What I didn’t realize at 14 was that conflict doesn’t have to mean fighting. Yes, violence is the most visual and obvious form of conflict, but dramatic conflict can take many forms. When this was pointed out to me at the time, I countered that this was an adventure game, that violence was a key component of adventures going back as far as recorded human storytelling. And while that’s true, it’s not the whole truth.

Consider A.A. Milne’s Pooh books. Pooh, Piglet, Christopher Robin and the rest have many adventures without ever fighting or even facing much real danger. The most violent thing that happens is when Owl’s house blows over in a storm, and Piglet heroically goes for help.

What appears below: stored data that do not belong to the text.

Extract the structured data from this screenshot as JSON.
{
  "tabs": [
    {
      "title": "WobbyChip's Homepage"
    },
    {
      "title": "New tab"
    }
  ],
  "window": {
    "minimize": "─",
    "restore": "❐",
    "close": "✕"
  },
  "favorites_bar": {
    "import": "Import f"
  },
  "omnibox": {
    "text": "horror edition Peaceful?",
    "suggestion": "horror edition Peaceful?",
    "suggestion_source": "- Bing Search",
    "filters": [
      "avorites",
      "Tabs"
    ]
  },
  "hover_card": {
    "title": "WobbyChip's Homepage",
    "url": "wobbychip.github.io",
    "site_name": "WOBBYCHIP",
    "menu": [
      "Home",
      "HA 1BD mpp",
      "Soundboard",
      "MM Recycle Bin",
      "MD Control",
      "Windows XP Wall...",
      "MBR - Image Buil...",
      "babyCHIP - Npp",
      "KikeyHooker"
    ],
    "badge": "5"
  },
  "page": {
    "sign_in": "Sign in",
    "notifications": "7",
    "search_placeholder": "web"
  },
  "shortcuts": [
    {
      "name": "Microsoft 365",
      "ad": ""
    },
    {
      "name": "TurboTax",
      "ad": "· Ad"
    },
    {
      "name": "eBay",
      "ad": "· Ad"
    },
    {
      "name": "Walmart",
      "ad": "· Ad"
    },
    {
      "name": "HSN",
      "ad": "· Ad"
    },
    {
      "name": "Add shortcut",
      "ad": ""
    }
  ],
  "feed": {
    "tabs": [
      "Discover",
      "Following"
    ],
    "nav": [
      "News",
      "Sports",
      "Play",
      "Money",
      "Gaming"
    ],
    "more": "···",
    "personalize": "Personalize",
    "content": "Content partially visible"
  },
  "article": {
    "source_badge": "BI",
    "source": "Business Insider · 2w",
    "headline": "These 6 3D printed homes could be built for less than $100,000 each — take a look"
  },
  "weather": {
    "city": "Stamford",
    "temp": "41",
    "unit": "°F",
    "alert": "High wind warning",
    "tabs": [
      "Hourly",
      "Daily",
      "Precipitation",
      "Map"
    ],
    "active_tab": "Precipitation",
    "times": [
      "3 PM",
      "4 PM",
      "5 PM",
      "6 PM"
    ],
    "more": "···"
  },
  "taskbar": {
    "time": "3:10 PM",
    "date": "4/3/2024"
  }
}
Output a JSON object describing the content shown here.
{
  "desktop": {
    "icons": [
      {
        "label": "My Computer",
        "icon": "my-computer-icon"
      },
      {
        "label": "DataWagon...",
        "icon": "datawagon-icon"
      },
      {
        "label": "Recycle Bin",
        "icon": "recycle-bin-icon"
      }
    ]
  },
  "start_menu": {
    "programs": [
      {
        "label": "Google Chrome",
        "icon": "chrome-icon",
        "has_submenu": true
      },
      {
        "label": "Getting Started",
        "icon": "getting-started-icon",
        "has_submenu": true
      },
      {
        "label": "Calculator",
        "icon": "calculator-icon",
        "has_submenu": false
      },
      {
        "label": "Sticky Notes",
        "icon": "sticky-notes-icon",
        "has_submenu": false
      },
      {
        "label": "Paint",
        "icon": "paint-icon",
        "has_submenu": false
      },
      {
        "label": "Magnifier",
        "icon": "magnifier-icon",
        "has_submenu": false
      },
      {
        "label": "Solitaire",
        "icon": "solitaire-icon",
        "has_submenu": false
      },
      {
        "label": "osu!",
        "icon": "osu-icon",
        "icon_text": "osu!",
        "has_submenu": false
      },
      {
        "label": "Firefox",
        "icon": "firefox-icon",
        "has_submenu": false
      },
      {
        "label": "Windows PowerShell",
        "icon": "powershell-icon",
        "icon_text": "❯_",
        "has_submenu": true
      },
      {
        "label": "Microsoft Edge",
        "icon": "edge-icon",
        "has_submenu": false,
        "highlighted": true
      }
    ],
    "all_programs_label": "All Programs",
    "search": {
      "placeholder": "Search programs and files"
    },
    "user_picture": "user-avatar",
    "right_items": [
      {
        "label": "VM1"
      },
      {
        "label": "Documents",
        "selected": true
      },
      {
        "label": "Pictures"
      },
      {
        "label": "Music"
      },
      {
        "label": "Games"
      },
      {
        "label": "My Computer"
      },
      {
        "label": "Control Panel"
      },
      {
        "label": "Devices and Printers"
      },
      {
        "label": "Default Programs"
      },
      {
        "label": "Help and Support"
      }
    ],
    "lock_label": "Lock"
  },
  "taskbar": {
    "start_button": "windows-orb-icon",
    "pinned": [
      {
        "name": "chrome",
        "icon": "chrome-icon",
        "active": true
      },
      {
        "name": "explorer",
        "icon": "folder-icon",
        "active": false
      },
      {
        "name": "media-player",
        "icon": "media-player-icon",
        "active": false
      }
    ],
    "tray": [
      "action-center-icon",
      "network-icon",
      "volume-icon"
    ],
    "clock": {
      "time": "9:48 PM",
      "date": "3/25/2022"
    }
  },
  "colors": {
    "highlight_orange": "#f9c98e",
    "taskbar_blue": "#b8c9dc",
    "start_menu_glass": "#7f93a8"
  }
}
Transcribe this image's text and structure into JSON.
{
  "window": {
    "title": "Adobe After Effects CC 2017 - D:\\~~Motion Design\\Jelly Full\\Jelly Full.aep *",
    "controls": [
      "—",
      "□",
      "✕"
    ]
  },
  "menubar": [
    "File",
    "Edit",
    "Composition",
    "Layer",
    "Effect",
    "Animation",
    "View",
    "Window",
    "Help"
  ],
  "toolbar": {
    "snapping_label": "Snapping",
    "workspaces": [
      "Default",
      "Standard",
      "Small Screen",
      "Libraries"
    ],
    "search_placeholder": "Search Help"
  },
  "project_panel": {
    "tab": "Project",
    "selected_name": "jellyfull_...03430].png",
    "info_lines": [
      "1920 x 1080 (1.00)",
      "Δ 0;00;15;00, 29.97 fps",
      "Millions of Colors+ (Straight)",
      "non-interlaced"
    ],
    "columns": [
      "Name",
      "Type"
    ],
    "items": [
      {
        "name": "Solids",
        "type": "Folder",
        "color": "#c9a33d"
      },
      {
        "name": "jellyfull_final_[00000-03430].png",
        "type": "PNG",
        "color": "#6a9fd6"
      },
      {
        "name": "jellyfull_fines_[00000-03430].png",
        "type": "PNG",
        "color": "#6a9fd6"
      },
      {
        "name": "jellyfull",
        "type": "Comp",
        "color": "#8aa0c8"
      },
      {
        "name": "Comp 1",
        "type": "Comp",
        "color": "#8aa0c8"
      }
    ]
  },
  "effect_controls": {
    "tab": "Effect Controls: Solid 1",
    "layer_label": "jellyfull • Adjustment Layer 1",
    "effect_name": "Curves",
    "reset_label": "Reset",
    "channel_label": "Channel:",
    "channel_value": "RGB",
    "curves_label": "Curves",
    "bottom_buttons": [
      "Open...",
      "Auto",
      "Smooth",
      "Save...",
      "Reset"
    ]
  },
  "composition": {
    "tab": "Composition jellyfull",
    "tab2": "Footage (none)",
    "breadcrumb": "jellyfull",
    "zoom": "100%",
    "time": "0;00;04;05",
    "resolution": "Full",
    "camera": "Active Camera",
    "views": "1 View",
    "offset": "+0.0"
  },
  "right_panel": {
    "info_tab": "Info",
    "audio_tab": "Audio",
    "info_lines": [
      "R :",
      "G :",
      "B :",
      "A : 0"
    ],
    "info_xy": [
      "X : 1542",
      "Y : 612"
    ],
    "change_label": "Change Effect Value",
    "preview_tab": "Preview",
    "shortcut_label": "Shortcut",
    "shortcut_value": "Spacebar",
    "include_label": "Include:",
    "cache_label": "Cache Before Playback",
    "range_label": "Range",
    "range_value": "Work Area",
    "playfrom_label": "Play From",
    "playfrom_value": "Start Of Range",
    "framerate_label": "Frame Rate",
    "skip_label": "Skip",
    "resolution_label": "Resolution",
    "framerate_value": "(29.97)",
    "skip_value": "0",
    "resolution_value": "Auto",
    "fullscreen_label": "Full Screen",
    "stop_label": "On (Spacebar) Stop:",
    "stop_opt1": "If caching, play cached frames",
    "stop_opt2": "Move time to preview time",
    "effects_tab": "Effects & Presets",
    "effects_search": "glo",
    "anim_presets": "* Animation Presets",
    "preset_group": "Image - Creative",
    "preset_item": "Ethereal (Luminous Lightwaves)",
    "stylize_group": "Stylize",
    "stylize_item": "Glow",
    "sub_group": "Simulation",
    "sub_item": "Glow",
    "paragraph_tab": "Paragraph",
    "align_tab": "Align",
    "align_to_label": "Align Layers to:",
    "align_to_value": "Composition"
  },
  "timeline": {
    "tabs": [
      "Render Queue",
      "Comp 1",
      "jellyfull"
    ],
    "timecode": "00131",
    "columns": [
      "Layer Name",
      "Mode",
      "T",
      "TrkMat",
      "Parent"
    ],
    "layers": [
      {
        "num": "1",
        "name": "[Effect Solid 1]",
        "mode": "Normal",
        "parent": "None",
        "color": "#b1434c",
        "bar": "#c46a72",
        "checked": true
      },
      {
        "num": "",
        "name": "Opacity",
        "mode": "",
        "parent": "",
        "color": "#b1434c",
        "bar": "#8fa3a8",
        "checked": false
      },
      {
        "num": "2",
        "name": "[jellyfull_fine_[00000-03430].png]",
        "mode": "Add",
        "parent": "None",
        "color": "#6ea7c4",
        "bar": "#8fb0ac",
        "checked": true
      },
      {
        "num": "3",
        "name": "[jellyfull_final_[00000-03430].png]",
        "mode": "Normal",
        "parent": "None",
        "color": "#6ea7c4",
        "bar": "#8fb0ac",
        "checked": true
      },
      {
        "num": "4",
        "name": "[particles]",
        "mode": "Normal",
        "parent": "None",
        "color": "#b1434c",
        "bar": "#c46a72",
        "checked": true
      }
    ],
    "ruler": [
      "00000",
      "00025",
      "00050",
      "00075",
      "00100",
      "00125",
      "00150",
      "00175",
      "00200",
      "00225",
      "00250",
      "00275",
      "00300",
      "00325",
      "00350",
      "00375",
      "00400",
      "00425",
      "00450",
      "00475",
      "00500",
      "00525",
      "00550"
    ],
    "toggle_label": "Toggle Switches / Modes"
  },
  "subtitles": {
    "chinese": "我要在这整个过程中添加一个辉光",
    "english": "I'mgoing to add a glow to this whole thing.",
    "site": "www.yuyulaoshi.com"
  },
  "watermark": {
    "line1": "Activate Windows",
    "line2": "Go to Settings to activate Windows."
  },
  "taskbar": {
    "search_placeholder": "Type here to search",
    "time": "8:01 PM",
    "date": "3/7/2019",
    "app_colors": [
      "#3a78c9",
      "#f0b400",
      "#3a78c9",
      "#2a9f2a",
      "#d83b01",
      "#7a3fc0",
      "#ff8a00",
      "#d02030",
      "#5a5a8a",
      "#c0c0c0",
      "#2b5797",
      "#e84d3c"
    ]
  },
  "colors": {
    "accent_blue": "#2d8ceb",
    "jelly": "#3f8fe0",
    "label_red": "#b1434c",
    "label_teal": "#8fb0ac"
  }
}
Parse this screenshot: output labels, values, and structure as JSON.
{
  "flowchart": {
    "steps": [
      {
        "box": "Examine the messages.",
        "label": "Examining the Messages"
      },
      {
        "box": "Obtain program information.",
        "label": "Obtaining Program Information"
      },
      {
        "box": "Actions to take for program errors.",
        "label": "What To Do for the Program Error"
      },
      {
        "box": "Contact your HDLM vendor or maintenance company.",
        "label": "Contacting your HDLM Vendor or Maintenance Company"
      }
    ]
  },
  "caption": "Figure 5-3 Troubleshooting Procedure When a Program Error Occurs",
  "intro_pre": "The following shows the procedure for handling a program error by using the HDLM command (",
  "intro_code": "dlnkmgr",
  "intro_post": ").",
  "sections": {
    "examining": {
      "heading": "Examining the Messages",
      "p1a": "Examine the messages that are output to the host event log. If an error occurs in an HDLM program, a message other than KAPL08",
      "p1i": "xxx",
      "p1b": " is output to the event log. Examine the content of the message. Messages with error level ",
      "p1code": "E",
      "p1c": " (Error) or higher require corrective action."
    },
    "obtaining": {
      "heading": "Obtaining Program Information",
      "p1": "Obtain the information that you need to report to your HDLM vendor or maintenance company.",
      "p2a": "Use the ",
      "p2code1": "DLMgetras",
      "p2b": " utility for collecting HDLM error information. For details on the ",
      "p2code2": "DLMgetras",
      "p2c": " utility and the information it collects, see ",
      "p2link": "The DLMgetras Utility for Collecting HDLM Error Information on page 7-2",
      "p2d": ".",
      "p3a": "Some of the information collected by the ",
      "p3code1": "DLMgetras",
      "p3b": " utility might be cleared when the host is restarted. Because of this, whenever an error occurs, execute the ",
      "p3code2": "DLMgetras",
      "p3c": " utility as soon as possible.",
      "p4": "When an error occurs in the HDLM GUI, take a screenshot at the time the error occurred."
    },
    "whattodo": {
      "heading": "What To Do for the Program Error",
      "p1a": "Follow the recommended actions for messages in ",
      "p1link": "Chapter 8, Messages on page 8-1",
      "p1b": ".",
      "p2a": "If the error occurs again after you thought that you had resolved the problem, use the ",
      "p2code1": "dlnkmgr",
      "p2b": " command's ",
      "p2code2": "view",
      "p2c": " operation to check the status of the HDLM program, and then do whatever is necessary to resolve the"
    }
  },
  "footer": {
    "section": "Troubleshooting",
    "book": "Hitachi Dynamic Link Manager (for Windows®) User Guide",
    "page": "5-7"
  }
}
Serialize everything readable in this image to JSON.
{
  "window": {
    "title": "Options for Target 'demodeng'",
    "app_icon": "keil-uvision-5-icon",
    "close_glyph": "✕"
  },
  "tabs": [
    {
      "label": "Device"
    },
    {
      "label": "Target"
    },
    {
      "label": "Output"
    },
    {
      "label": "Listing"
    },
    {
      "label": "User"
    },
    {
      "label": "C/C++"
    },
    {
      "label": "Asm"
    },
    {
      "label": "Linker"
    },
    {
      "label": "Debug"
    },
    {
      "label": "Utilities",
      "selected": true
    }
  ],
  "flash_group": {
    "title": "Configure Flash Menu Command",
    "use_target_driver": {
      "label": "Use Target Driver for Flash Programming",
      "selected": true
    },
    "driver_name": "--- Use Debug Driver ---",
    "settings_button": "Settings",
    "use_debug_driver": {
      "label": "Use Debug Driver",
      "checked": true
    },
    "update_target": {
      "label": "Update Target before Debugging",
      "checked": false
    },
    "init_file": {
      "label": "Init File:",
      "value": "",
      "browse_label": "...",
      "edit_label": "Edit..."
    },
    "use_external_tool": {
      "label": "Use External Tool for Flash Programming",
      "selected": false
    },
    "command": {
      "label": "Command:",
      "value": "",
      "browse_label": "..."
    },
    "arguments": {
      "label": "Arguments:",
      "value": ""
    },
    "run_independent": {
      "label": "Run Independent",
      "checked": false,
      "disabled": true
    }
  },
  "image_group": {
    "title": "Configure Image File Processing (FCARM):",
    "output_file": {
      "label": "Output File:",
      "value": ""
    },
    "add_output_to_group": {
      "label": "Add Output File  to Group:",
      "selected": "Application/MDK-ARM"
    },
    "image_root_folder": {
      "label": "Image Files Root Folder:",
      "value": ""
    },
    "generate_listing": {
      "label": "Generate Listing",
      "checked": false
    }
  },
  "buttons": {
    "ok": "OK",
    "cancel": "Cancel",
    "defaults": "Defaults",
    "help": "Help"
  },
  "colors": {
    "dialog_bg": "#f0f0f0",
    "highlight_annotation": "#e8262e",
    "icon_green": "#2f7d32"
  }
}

And yet, throughout the books the characters are captivating enough and the interactions between them interesting enough to entertain generation after generation of children and parents alike.

From a Buddhist perspective, I’m intrigued by the idea of doing in my writing as an adult what I couldn’t conceive of as a teen: creating captivating stories that have action without peril, conflict without violence. It can be done. They’re just different kinds of stories. And maybe, given how the stuff I grew up with desensitized me to rampant militarism (hey, it was the Cold War), stories like this will be needed in the not too distant future. 

(And before anyone freaks out, this is not Yet Another Waffle. The next seven books I have before me are either SF or action/adventure, with a good deal of violence in all of them. UC is, after all, the story of the war to unify the galaxy, and to quote Don Rumsfeld, in war, “stuff happens.” But down the road, in some of the other projects on my back burner, I see possibilities here.)